Cotton isn’t and I remember that Steen Duelund didn’t like it at his cables and he had a fantastic hearing ;0)

I have made my usb cable the same way as you with ohno silver and it sounds great, but I think I have to try John Swensons JSSG
2 screens just connected with each other in the ends, around the 2 data conducters. 
So I do appreciate the penchant for "Natural Fibers" but here is why I chose Teflon tube...
  • if you took a cross section view of the wire inside the tube it appears as a small circle inside a large circle, so the point of contact is extremely small and only every a single point of contact, because if one side is touching, the other side is not
  • it does not collapse when bent gently- but even if the tube collapses at an "L" shape bend - the surface area of contact is still extremely small.
  • The degree of dielectric effect comes from the amount of insulation actually touching the wire, which in this case is about as low as you can "humanly" achieve.
  • so the bulk of the dielectric for this approach is actually AIR
  • The oxygen in the air is unable to permeate through the Teflon - good for limiting oxidation
  • Sealing the tube at both ends is an effective method to minimize oxidation of the bare wire
If you are concerned about vibration you could put a cotton/silk sleeve over the Teflon tube to minimize this effect

Also, thinking back to a few months ago, I had tried a twisted pair of Mundorf Silver/gold wire in cotton tube and eventually found the VH Audio wire with the insulation sounded better, which is another reason I shied away from the cotton insulation this time around.
  • I cannot say that the cotton was responsible, but we are all swayed by our previous success or failures.
It is a personal choice and either one will provide exceptional sound quality..

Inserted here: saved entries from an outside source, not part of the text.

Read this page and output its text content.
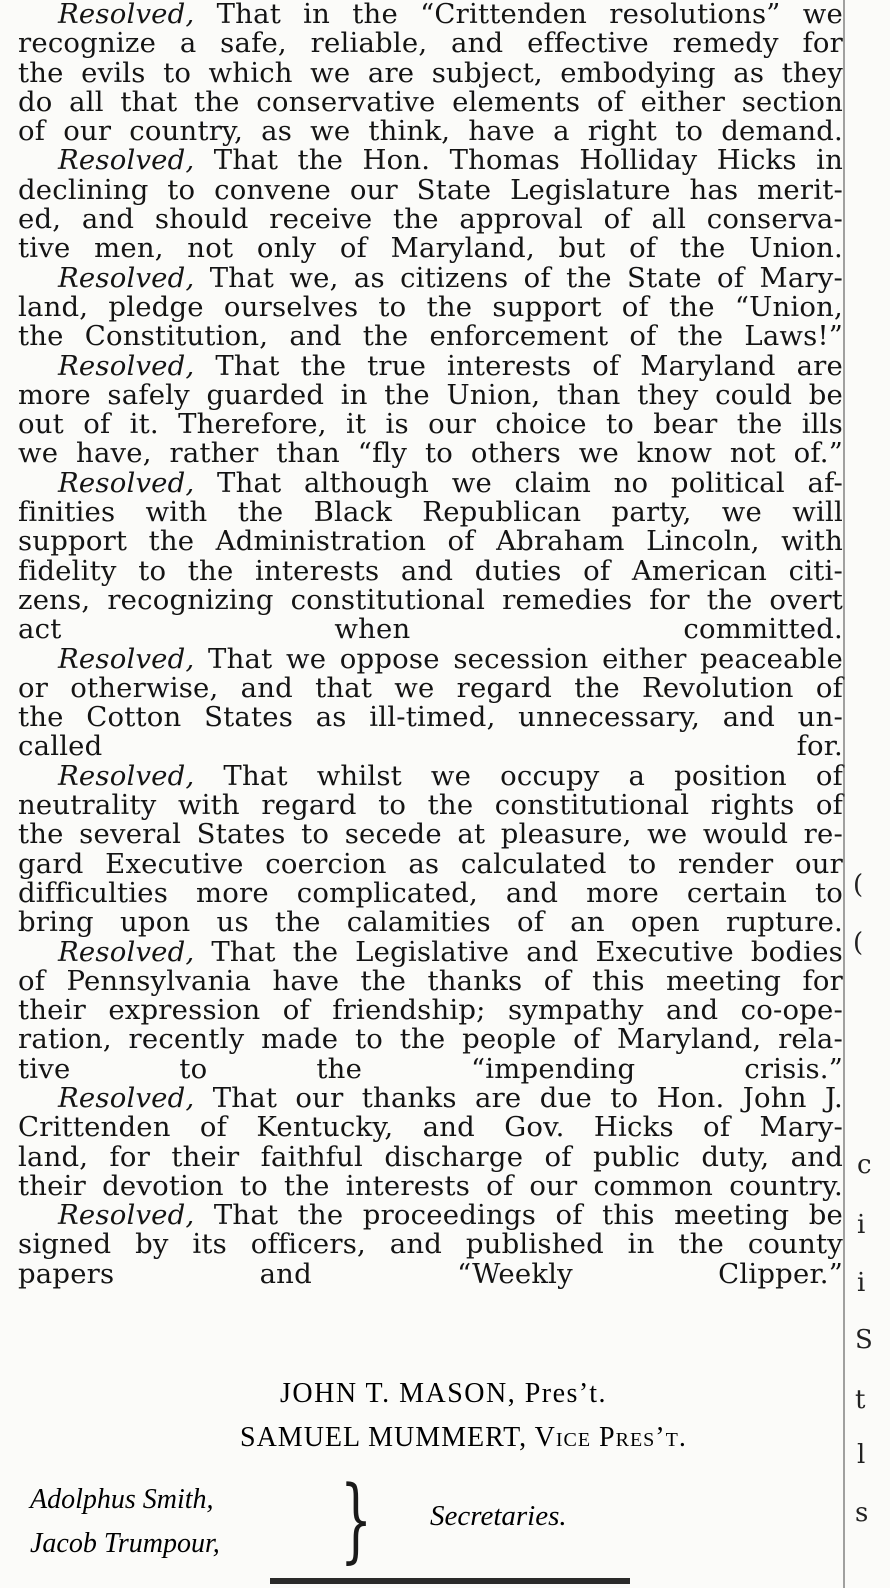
Resolved, That in the “Crittenden resolutions” we
recognize a safe, reliable, and effective remedy for
the evils to which we are subject, embodying as they
do all that the conservative elements of either section
of our country, as we think, have a right to demand.
Resolved, That the Hon. Thomas Holliday Hicks in
declining to convene our State Legislature has merit-
ed, and should receive the approval of all conserva-
tive men, not only of Maryland, but of the Union.
Resolved, That we, as citizens of the State of Mary-
land, pledge ourselves to the support of the “Union,
the Constitution, and the enforcement of the Laws!”
Resolved, That the true interests of Maryland are
more safely guarded in the Union, than they could be
out of it. Therefore, it is our choice to bear the ills
we have, rather than “fly to others we know not of.”
Resolved, That although we claim no political af-
finities with the Black Republican party, we will
support the Administration of Abraham Lincoln, with
fidelity to the interests and duties of American citi-
zens, recognizing constitutional remedies for the overt
act when committed.
Resolved, That we oppose secession either peaceable
or otherwise, and that we regard the Revolution of
the Cotton States as ill-timed, unnecessary, and un-
called for.
Resolved, That whilst we occupy a position of
neutrality with regard to the constitutional rights of
the several States to secede at pleasure, we would re-
gard Executive coercion as calculated to render our
difficulties more complicated, and more certain to
bring upon us the calamities of an open rupture.
Resolved, That the Legislative and Executive bodies
of Pennsylvania have the thanks of this meeting for
their expression of friendship; sympathy and co-ope-
ration, recently made to the people of Maryland, rela-
tive to the “impending crisis.”
Resolved, That our thanks are due to Hon. John J.
Crittenden of Kentucky, and Gov. Hicks of Mary-
land, for their faithful discharge of public duty, and
their devotion to the interests of our common country.
Resolved, That the proceedings of this meeting be
signed by its officers, and published in the county
papers and “Weekly Clipper.”
JOHN T. MASON, Pres’t.
SAMUEL MUMMERT, Vice Pres’t.
Adolphus Smith,
Jacob Trumpour, } Secretaries.
(
(
c
i
i
S
t
l
s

Right now I am experiencing the most open and detailed image with smooth highs, stunning clarity, extremely fast dynamics and a very articulate and deep bass response.
  • Also I have have not observed any anomalies normally associated with burn-in
  • which is making me think that burn-in is more about the insulation than the wire?

Nirvana? - perhaps, or it could be just another wire away :-)

Regards - Steve

I think silk may well sound even better than a Teflon tube. Don’t know for sure, but seems reasonable. I plan on making the exact same copper usb cable with a Teflon tube and also silk.   Right now the nude VH Audio 18 gauge copper in cotton sounds just amazing in my usb cable.

.Hello everyone!
I read the thread with great interest!
This is one of the most interesting topics that I have been able to see lately!
I join your research!
I think the next step is to make a few dozen turns of thread (silk or cotton) around the wire and then insert it into the tube.
There is still something to strive for :-)
@ grannyring - regarding USB cable?

I have not fully understood how you build the USB cable. Can you explain a bit in more detail please?

The 2 data lines (d+ and d-) habe been twisted together. But how did you do the +5V line? The 3 ground lines (18gauge) habe been helixed around what? The 2 data lines including 5V line or is the 5V line separated?